A Few Notable Results
Each case is fraught with its own issues, and a lawyer cannot guarantee success at any stage of the proceedings. Peter has represented clients at all stages of litigation for over twenty-five years. Below is just a smattering of the kinds of results that Peter has been able to achieve for his clients in various courts.
Federal District Court
Our firm represented a former union official accused of embezzling union funds over the course of years. We presented key arguments to the Government regarding certain defenses to the case. The Government opted not to pursue charges against our client. Another target of the investigation who had served alongside our client pleaded guilty, and was ordered to pay several hundred thousand dollars in restitution. Our client kept his position while his co-defendant was fired after conviction.
United States v. Janicek. The PSR added a two-level enhancement for the presence of a firearm during the course of the offense. We objected to the enhancement, and cross-examined the case agent at the sentencing hearing. (Other defendants didn’t assert an objection.) The district court struck the enhancement based upon our cross-examination, which lowered our client’s Guideline advisory range about thirty-six months.
Dan Simmons v. Richard Wylie, et al. (2018) Simmons sold certain identified clients to a Wylie-controlled corporation. Wylie failed to pay promissory notes that he had executed in relation to the purchase. Simmons sued, and Wylie countersued, asking for several hundred thousands of dollars in damages. We prevailed at trial, and a jury found that Wylie had fraudulently conveyed assets to escape a judgment. The jury awarded just under $1 million in damages. The case continues as Wylie-controlled entities have sought bankruptcy protection to avoid a judgment.
Federal criminal Appeals
United States v. Grover Clendon Elrod. Grover Elrod appealed his 180-month, mandatory-minimum sentence that was imposed pursuant to the Armed Career Criminal Act . We persuaded the Fifth Circuit that the district court plainly erred by holding that Elrod’s prior convictions for burglary under the Texas Penal Code constituted violent felonies. The Fifth Circuit vacated the judgment and remanded the case for resentencing with his advisory Guidelines being 37–36 months' imprisonment without the enhancement. Elrod was subsequently released for time served.
United States v. Franklin Delano Inman. Inman was ordered to pay $135,283.11 in restitution after a jury convicted him of fraud. We appealed the judgment, arguing that the trial court erred in ordering restitution over and above the time period outlined in the indictment. The Fifth Circuit reversed the judgment, holding that restitution was limited to the four corners of the indictment. This particular opinion may have cost the Government billions of dollars over time.

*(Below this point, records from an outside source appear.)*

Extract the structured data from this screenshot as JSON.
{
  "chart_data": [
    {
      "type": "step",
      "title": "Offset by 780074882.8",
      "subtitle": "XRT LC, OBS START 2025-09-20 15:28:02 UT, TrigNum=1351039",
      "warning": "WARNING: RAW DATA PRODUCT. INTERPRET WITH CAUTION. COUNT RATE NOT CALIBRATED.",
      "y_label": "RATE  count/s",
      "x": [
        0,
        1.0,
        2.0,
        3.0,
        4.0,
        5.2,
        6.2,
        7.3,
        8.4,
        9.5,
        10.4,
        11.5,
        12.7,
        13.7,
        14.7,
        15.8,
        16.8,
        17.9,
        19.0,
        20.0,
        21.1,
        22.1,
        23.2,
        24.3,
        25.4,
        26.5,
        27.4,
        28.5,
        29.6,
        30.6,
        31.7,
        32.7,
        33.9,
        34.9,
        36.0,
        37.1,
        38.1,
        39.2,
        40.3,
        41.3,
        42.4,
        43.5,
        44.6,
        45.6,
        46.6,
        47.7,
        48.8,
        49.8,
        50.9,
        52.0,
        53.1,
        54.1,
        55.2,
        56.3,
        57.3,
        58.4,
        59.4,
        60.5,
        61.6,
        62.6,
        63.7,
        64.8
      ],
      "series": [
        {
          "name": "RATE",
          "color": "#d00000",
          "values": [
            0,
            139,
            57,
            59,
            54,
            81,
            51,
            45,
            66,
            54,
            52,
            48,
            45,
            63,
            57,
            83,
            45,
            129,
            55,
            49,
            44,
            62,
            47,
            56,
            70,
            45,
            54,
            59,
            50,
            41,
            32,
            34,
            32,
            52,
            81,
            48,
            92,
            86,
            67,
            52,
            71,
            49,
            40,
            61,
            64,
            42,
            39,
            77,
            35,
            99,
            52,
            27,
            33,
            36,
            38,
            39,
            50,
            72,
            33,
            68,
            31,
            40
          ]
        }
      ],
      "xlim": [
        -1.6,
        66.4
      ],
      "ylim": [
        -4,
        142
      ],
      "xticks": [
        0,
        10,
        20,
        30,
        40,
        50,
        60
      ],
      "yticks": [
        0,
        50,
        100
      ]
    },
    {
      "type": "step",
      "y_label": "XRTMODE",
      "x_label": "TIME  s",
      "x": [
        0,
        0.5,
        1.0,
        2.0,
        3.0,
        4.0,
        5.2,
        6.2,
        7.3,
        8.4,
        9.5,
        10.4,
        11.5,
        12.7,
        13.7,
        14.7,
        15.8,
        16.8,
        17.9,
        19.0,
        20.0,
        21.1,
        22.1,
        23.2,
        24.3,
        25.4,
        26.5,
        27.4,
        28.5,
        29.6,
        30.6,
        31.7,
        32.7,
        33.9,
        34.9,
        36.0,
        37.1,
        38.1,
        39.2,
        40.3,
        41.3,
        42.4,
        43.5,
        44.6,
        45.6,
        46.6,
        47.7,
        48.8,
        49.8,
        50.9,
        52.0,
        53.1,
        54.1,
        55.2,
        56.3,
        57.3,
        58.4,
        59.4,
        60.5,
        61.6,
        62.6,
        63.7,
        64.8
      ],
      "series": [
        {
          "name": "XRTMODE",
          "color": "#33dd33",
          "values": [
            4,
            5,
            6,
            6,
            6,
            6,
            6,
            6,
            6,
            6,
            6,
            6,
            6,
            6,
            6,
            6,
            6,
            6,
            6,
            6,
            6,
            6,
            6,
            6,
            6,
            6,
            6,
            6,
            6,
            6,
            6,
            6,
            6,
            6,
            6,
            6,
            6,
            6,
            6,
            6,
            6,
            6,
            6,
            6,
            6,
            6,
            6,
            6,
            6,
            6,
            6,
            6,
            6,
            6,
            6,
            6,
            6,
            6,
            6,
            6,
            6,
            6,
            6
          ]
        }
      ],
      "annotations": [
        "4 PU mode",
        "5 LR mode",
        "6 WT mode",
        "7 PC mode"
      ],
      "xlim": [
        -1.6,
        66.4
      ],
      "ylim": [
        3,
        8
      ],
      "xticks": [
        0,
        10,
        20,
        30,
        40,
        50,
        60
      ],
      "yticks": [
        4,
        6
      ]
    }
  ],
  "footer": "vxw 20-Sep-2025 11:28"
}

United States v. DeMarquis Williams. DeMarquis Williams was charged with violating 18 U.S.C. § 371 (18 U.S.C. § 1029(a)(2)), Conspiracy to Traffic and Use Unauthorized Access Devices (credit card fraud in layman's terms). He pleaded guilty to the charge, but preserved his rights to appeal his sentence. We handled the appeal in the Fifth Circuit Court of Appeals and obtained a reversal on one of the two issues presented.
Texas Civil Appeals
Alexander v. Kent, 480 S.W.3d 676 (Tex. App.—Fort Worth 2015, no pet.). We were retained to appeal a judgment over a contract for the construction of a car lot. We were able to persuade the court of appeals to vacate the awards of attorney's fees and special damages which comprised the majority of all damages awarded.
Smith v. Pena, 321 S.W.3d 755 (Tex. App.—Fort Worth 2010, no pet.). We were retained to appeal the judgment of the trial court which had entered a judgment after a summary proceeding in the context of a mediation. We persuaded the court of appeals to vacate the judgment.
Texas Criminal Appeals
Wordlaw v. State. In a written judgment, the trial court assessed restitution damages and reparations against Wordlaw. We appealed the judgments, arguing that these awards constituted error because the trial court failed to orally pronounce them in open court. The court of appeals modified the judgments to delete the restitution awards and fines.
Thomas v. State, 461 S.W.3d 305 (Tex. App.—Fort Worth 2015, no pet.). In this appeal, we sought to reverse our client's conviction based upon a witness's invocation of his Fifth Amendment privileges on cross-examination. The court of appeals ultimately held that because our client's defense lawyer was ultimately able to cross-examine the witness on a tax-cheating scheme any error was harmless.